Ika?

{ Tuesday, July 15, 2014 }
Rupanya, kau mengingkari beberapa janji dahulu sebelum kau menepati. Seberapa aku memarahimu karena janji yang kau ingkari, tak sekalipun kau menggubrisnya. Kau hanya tertawa sambil kau bubuhi beberapa alasan. Tapi, itu tak jadi masalah.
Oh ya, kita sudah melanggar janji bersama. Kau telah lewat sehari, sedangkan aku dua hari. Kau tahu itu kan?

Sebelum kutulis ini, aku tak sengaja membaca tulisanmu. Betapa bahagianya diriku karena kini kulit manggis telah ada ekstraknyaXD
Terima kasih, untuk setiap apa yang kau tulis:)

Apakah aku pernah mengajarkanmu cara memahami luka? Apakah aku pernah memberitahumu cara memaknai pedih? Apakah aku pernah membimbingmu cara merasakan kekecewaan? Kau...selalu tahu itu. Dan kau juga tahu, aku lebih memahami itu daripada kau.

Kau..selalu membantuku untuk bangkit, memapahku untuk berjalan kembali, dan memberi semangat ketika aku mulai mampu berjalan--seperti sebelumnya. Bahkan ketika semua sudah seperti biasanya, kau selalu ada sekalipun tak selalu berjalan bersamaku.

Tentang beberapa bulan yang lalu...apakah kau masih ingat? Aku yakin seyakin-yakinnya, kau tak pernah lupa saat itu. Ketika pertahananmu mulai runtuh perlahan hingga kau tak sanggup lagi untuk membangunnya kembali. Bahkan air mata tak sanggup untuk mengembalikan kepingan-kepingan itu. Hei! Jangan cengeng. Aku tak suka kau seperti itu. Bukankah kau kuat? Ayolaah, tunjukkan kekuatanmu itu. Kuharap, tak ada air mata lagi untuk hal itu. Awas saja. Jika kau melanggarnya, akan kutagih kau good day sebanyak yang kuinginkan:p Satu lagi, jangan kau letakkan lagi kekuatanmu pada orang yang awalnya kukira bisa menjadi penguatmu. Rupanya, tak ada yang berubah darinya; ia masih saja tak sejalan dengan apa yang dijanjikannya.

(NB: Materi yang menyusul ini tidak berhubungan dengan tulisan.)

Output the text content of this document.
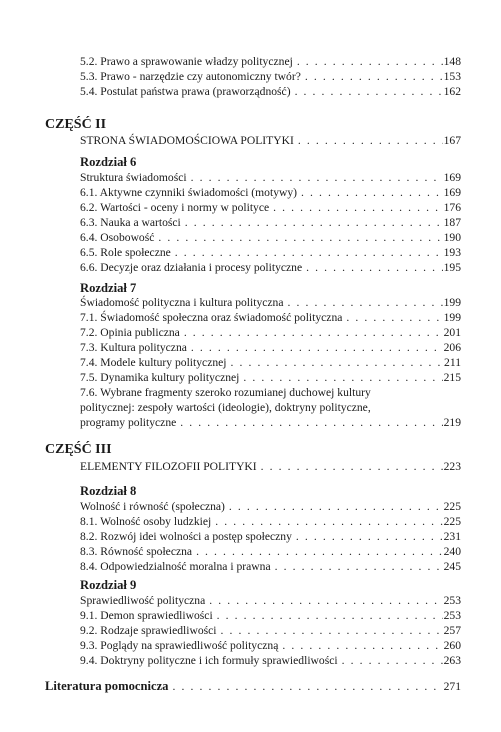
5.2. Prawo a sprawowanie władzy politycznej . . .	148
5.3. Prawo - narzędzie czy autonomiczny twór? . . .	153
5.4. Postulat państwa prawa (praworządność) . . .	162
CZĘŚĆ II
STRONA ŚWIADOMOŚCIOWA POLITYKI . . .	167
Rozdział 6
Struktura świadomości . . .	169
6.1. Aktywne czynniki świadomości (motywy) . . .	169
6.2. Wartości - oceny i normy w polityce . . .	176
6.3. Nauka a wartości . . .	187
6.4. Osobowość . . .	190
6.5. Role społeczne . . .	193
6.6. Decyzje oraz działania i procesy polityczne . . .	195
Rozdział 7
Świadomość polityczna i kultura polityczna . . .	199
7.1. Świadomość społeczna oraz świadomość polityczna . . .	199
7.2. Opinia publiczna . . .	201
7.3. Kultura polityczna . . .	206
7.4. Modele kultury politycznej . . .	211
7.5. Dynamika kultury politycznej . . .	215
7.6. Wybrane fragmenty szeroko rozumianej duchowej kultury
politycznej: zespoły wartości (ideologie), doktryny polityczne,
programy polityczne . . .	219
CZĘŚĆ III
ELEMENTY FILOZOFII POLITYKI . . .	223
Rozdział 8
Wolność i równość (społeczna) . . .	225
8.1. Wolność osoby ludzkiej . . .	225
8.2. Rozwój idei wolności a postęp społeczny . . .	231
8.3. Równość społeczna . . .	240
8.4. Odpowiedzialność moralna i prawna . . .	245
Rozdział 9
Sprawiedliwość polityczna . . .	253
9.1. Demon sprawiedliwości . . .	253
9.2. Rodzaje sprawiedliwości . . .	257
9.3. Poglądy na sprawiedliwość polityczną . . .	260
9.4. Doktryny polityczne i ich formuły sprawiedliwości . . .	263
Literatura pomocnicza . . .	271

Untung saja, sudah kuhapus dari daftar kerinduan:p

Seperti dirimu, aku ingin aku menjadi penawar kelemahanmu. Datang padaku kapanpun kau mau. Tenang saja, aku tak pernah menolak hadirmu. Berbeda dengan dirimu yang menolak hadirnya:p

Selalu ada waktu untuk berkata; "novel apa lagi mau dibeli eh?", "keren we kereeen", "sudah meko baca?", "ayok sama-samaki bacai", "nu ingatji?", "hahaha", "kodoooong", "msdtk:p", "tawwaaaa", "menurutku saya iya toh begini, kau?", "menurutku saya iya anu, toh?", "voucher apa lagi yg murah tp bagus jaringannya?-_-".
Masih banyak hal yang tak dapat terekam oleh tulisan, namun sangat jelas dalam memori.